Quantcast

Homegrown 502-pound pumpkin is a true Brooklyn spooktacle

Go ahead and call it a plumpkin.

The Zambito family’s latest member — a 502-pound squash — is getting gourds of attention from passersby, plopped prettily as it is for trick-or-treaters and muses of wonder to marvel over outside their Kensington home at 416 McDonald Ave., off Church Avenue.

The orange beauty, lovingly cultivated by patriarch John at his farm in upstate Chenango County before being transported to Brooklyn in a truck and hauled out by seven people, even boasts a moniker as mighty as its glorious girth — the aptly-named Atlantic Giant.

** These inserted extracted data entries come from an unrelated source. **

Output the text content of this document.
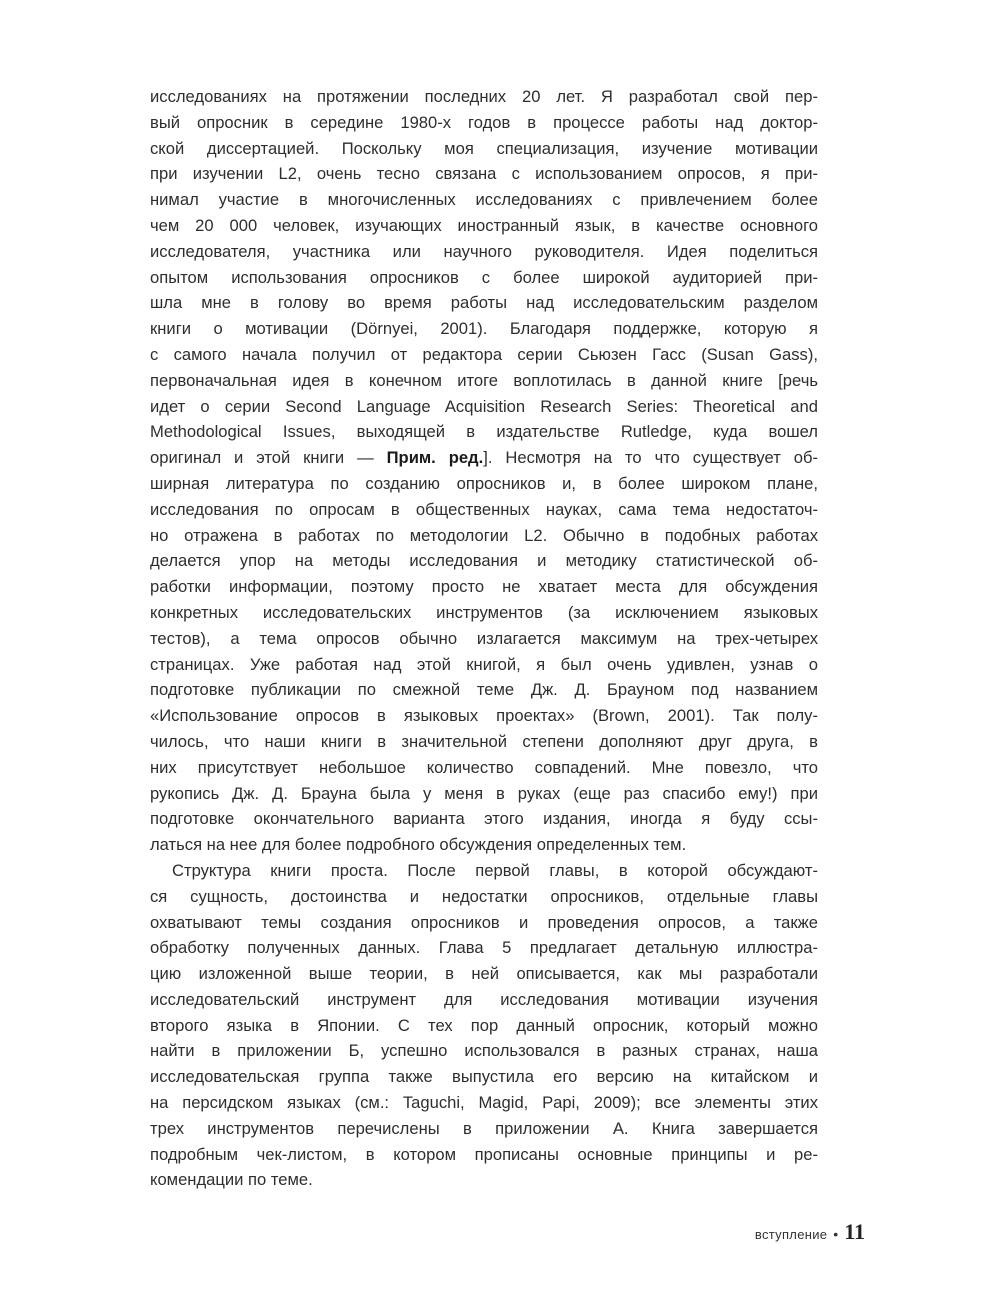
исследованиях на протяжении последних 20 лет. Я разработал свой пер-
вый опросник в середине 1980-х годов в процессе работы над доктор-
ской диссертацией. Поскольку моя специализация, изучение мотивации
при изучении L2, очень тесно связана с использованием опросов, я при-
нимал участие в многочисленных исследованиях с привлечением более
чем 20 000 человек, изучающих иностранный язык, в качестве основного
исследователя, участника или научного руководителя. Идея поделиться
опытом использования опросников с более широкой аудиторией при-
шла мне в голову во время работы над исследовательским разделом
книги о мотивации (Dörnyei, 2001). Благодаря поддержке, которую я
с самого начала получил от редактора серии Сьюзен Гасс (Susan Gass),
первоначальная идея в конечном итоге воплотилась в данной книге [речь
идет о серии Second Language Acquisition Research Series: Theoretical and
Methodological Issues, выходящей в издательстве Rutledge, куда вошел
оригинал и этой книги — Прим. ред.]. Несмотря на то что существует об-
ширная литература по созданию опросников и, в более широком плане,
исследования по опросам в общественных науках, сама тема недостаточ-
но отражена в работах по методологии L2. Обычно в подобных работах
делается упор на методы исследования и методику статистической об-
работки информации, поэтому просто не хватает места для обсуждения
конкретных исследовательских инструментов (за исключением языковых
тестов), а тема опросов обычно излагается максимум на трех-четырех
страницах. Уже работая над этой книгой, я был очень удивлен, узнав о
подготовке публикации по смежной теме Дж. Д. Брауном под названием
«Использование опросов в языковых проектах» (Brown, 2001). Так полу-
чилось, что наши книги в значительной степени дополняют друг друга, в
них присутствует небольшое количество совпадений. Мне повезло, что
рукопись Дж. Д. Брауна была у меня в руках (еще раз спасибо ему!) при
подготовке окончательного варианта этого издания, иногда я буду ссы-
латься на нее для более подробного обсуждения определенных тем.
Структура книги проста. После первой главы, в которой обсуждают-
ся сущность, достоинства и недостатки опросников, отдельные главы
охватывают темы создания опросников и проведения опросов, а также
обработку полученных данных. Глава 5 предлагает детальную иллюстра-
цию изложенной выше теории, в ней описывается, как мы разработали
исследовательский инструмент для исследования мотивации изучения
второго языка в Японии. С тех пор данный опросник, который можно
найти в приложении Б, успешно использовался в разных странах, наша
исследовательская группа также выпустила его версию на китайском и
на персидском языках (см.: Taguchi, Magid, Papi, 2009); все элементы этих
трех инструментов перечислены в приложении А. Книга завершается
подробным чек-листом, в котором прописаны основные принципы и ре-
комендации по теме.
вступление • 11
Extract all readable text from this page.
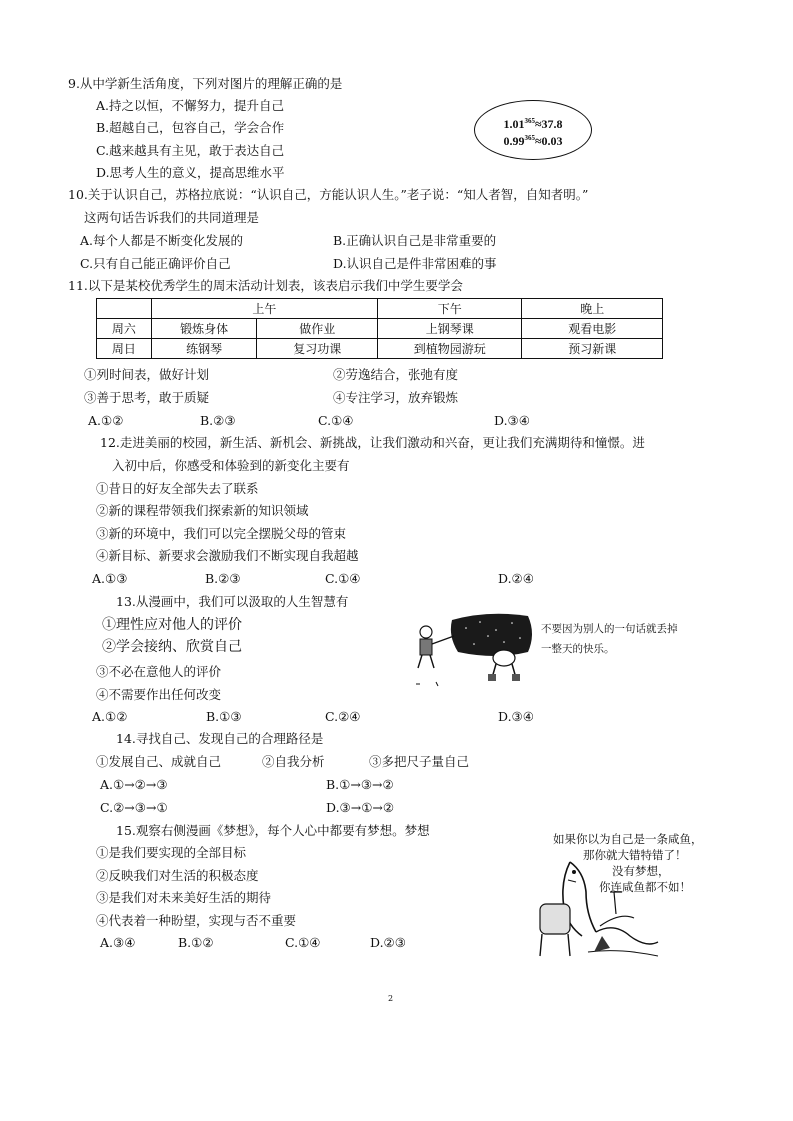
9.从中学新生活角度，下列对图片的理解正确的是
A.持之以恒，不懈努力，提升自己
B.超越自己，包容自己，学会合作
C.越来越具有主见，敢于表达自己
D.思考人生的意义，提高思维水平
$1.01^{365}\approx 37.8$
$0.99^{365}\approx 0.03$
10.关于认识自己，苏格拉底说：“认识自己，方能认识人生。”老子说：“知人者智，自知者明。”
这两句话告诉我们的共同道理是
A.每个人都是不断变化发展的	B.正确认识自己是非常重要的
C.只有自己能正确评价自己	D.认识自己是件非常困难的事
11.以下是某校优秀学生的周末活动计划表，该表启示我们中学生要学会
	上午		下午	晚上
周六	锻炼身体	做作业	上钢琴课	观看电影
周日	练钢琴	复习功课	到植物园游玩	预习新课
①列时间表，做好计划	②劳逸结合，张弛有度
③善于思考，敢于质疑	④专注学习，放弃锻炼
A.①②	B.②③	C.①④	D.③④
12.走进美丽的校园，新生活、新机会、新挑战，让我们激动和兴奋，更让我们充满期待和憧憬。进
入初中后，你感受和体验到的新变化主要有
①昔日的好友全部失去了联系
②新的课程带领我们探索新的知识领域
③新的环境中，我们可以完全摆脱父母的管束
④新目标、新要求会激励我们不断实现自我超越
A.①③	B.②③	C.①④	D.②④
13.从漫画中，我们可以汲取的人生智慧有
①理性应对他人的评价
②学会接纳、欣赏自己
③不必在意他人的评价
④不需要作出任何改变
A.①②	B.①③	C.②④	D.③④
不要因为别人的一句话就丢掉
一整天的快乐。
14.寻找自己、发现自己的合理路径是
①发展自己、成就自己	②自我分析	③多把尺子量自己
A.①→②→③	B.①→③→②
C.②→③→①	D.③→①→②
15.观察右侧漫画《梦想》，每个人心中都要有梦想。梦想
①是我们要实现的全部目标
②反映我们对生活的积极态度
③是我们对未来美好生活的期待
④代表着一种盼望，实现与否不重要
A.③④	B.①②	C.①④	D.②③
如果你以为自己是一条咸鱼，
那你就大错特错了！
没有梦想，
你连咸鱼都不如！
2
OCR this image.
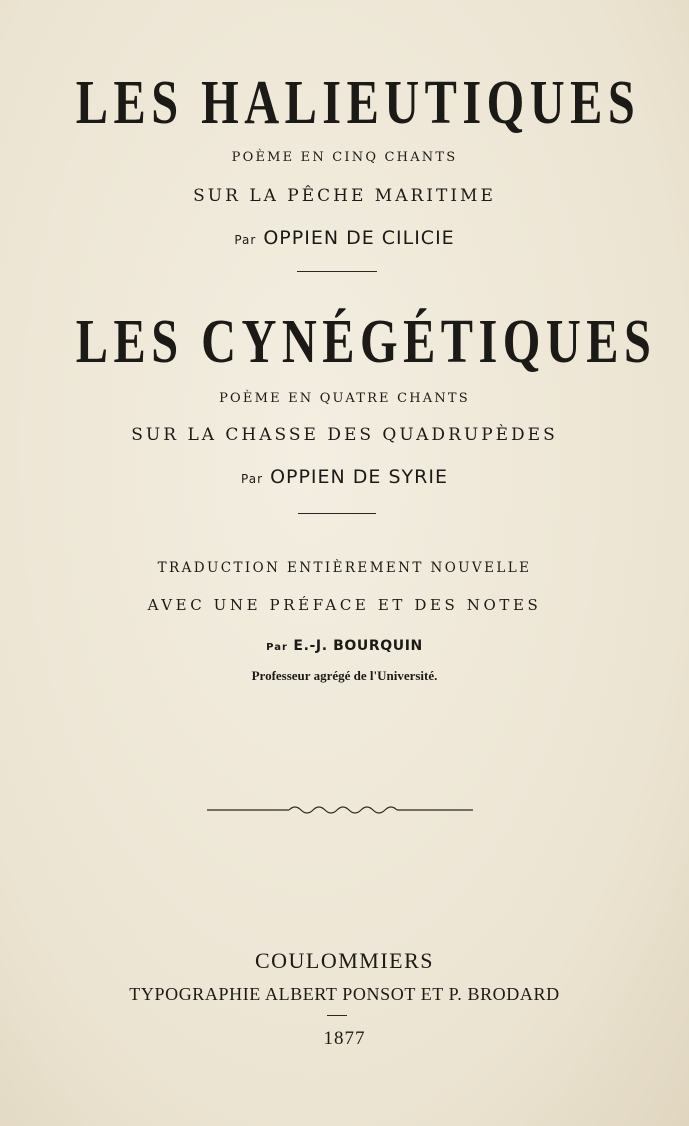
LES HALIEUTIQUES
POÈME EN CINQ CHANTS
SUR LA PÊCHE MARITIME
Par OPPIEN DE CILICIE
LES CYNÉGÉTIQUES
POÈME EN QUATRE CHANTS
SUR LA CHASSE DES QUADRUPÈDES
Par OPPIEN DE SYRIE
TRADUCTION ENTIÈREMENT NOUVELLE
AVEC UNE PRÉFACE ET DES NOTES
Par E.-J. BOURQUIN
Professeur agrégé de l'Université.
COULOMMIERS
TYPOGRAPHIE ALBERT PONSOT ET P. BRODARD
1877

“It gained 12 pounds a day,” bragged matriarch Dawn, who was squashed for sidewalk space by the massive crowd-pleaser — which weighs more than two full-grown male orangutans — when the family debuted it over the weekend as part of its Halloween display.

It’s so gigantic that people are questioning its authenticity.

“We have a sign above it saying that it’s real and to please not bang it,” said Dawn.

The woman explained that her hubby was so smitten by the gorgeous fruit that he tended to it like a mother hen, even using special seaweed fertilizer — like a Viagra for pumpkins — to coax its size.

“He’s very proud of it, but I thought he was crazy,” she laughed. “I asked him, ‘Once you grow it, what are you gonna do with it?’”

Atlantic Giants are unique because their fruit is more colossal than that produced by any other plant in the world, with gourds exceeding six feet in diameter. The heaviest one on record hails from Wisconsin, smashing the scales at 1,810.5 pounds — almost as large as a killer whale.

The Zambito’s jack-o’-lantern may be a welterweight by comparison, but we still think it’s eye-poppingly awesome. Of course, all that could change by next year because John has bigger seeds to sow, says Dawn. His goal? To best that Wisconsin behemoth, and bring the pumpkin crown and glory to Brooklyn where it belongs.